I spoke at a women's gathering last night. It was appropriately called, "Fearless Women." After illustrious and ceremonial introductions, three fearless women took turns talking about their life journey's. I was the caboose. No illustrious intro for me, "Here's our own Mary Ann to wrap up the evening. What's the name of your book, Mary Ann?." Women were running out of the room to pee after imbibing in bottles of water and finger food. Yes, I felt the dragon of my ego lift it's heavy head. I talked about my journey creating my books, "Fearless Women." I was supposed to have only 5 minutes but I don't know how long I spoke not much longer. Towards the end I felt I was not telling the whole truth. I don't think I am quite ready to say it. The "it" will be spoken soon, when I'm ready.
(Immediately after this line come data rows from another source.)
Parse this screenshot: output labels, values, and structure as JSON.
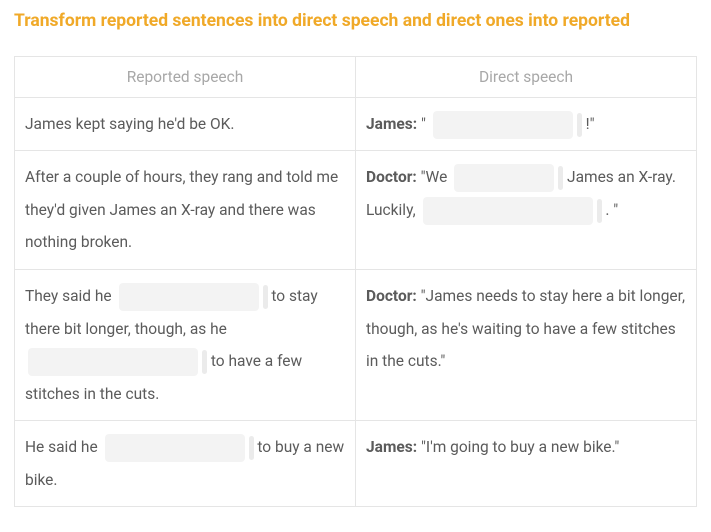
{
  "title": "Transform reported sentences into direct speech and direct ones into reported",
  "headers": {
    "reported": "Reported speech",
    "direct": "Direct speech"
  },
  "rows": [
    {
      "reported_text": "James kept saying he'd be OK.",
      "direct_speaker": "James:",
      "direct_before": "\"",
      "direct_after": "!\""
    },
    {
      "reported_text": "After a couple of hours, they rang and told me they'd given James an X-ray and there was nothing broken.",
      "direct_speaker": "Doctor:",
      "direct_before": "\"We",
      "direct_mid": "James an X-ray. Luckily,",
      "direct_after": ". \""
    },
    {
      "reported_before": "They said he",
      "reported_mid": "to stay there bit longer, though, as he",
      "reported_after": "to have a few stitches in the cuts.",
      "direct_speaker": "Doctor:",
      "direct_text": "\"James needs to stay here a bit longer, though, as he's waiting to have a few stitches in the cuts.\""
    },
    {
      "reported_before": "He said he",
      "reported_after": "to buy a new bike.",
      "direct_speaker": "James:",
      "direct_text": "\"I'm going to buy a new bike.\""
    }
  ]
}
I heard a phrase today that really took my breath away, "Fear let's me know when I'm on the brink of something incredible."
Well, yes...I know I am on the brink. I better get out of my pajamas to welcome that something incredible that's coming!
Okay, Yes...I am grateful!
I do love those butterfly pajamas, Madame. Your honesty is sexy!
ReplyDeleteAh Mary Ann... just this morning I said my prayers to the trees(only logical when in tree pose) sending all the f'n fear based gunk that has taken up house in my soul to the ground. I said it all out loud in a voice to be heard. That alone felt GOOD! I ended with space in me to be filled with light.... and love... more room for God, I thought. Housekeeping 101. Can be done in jammies if need be, don't you think?
ReplyDeleteLoved seeing you guys on Sat., crazy as it was.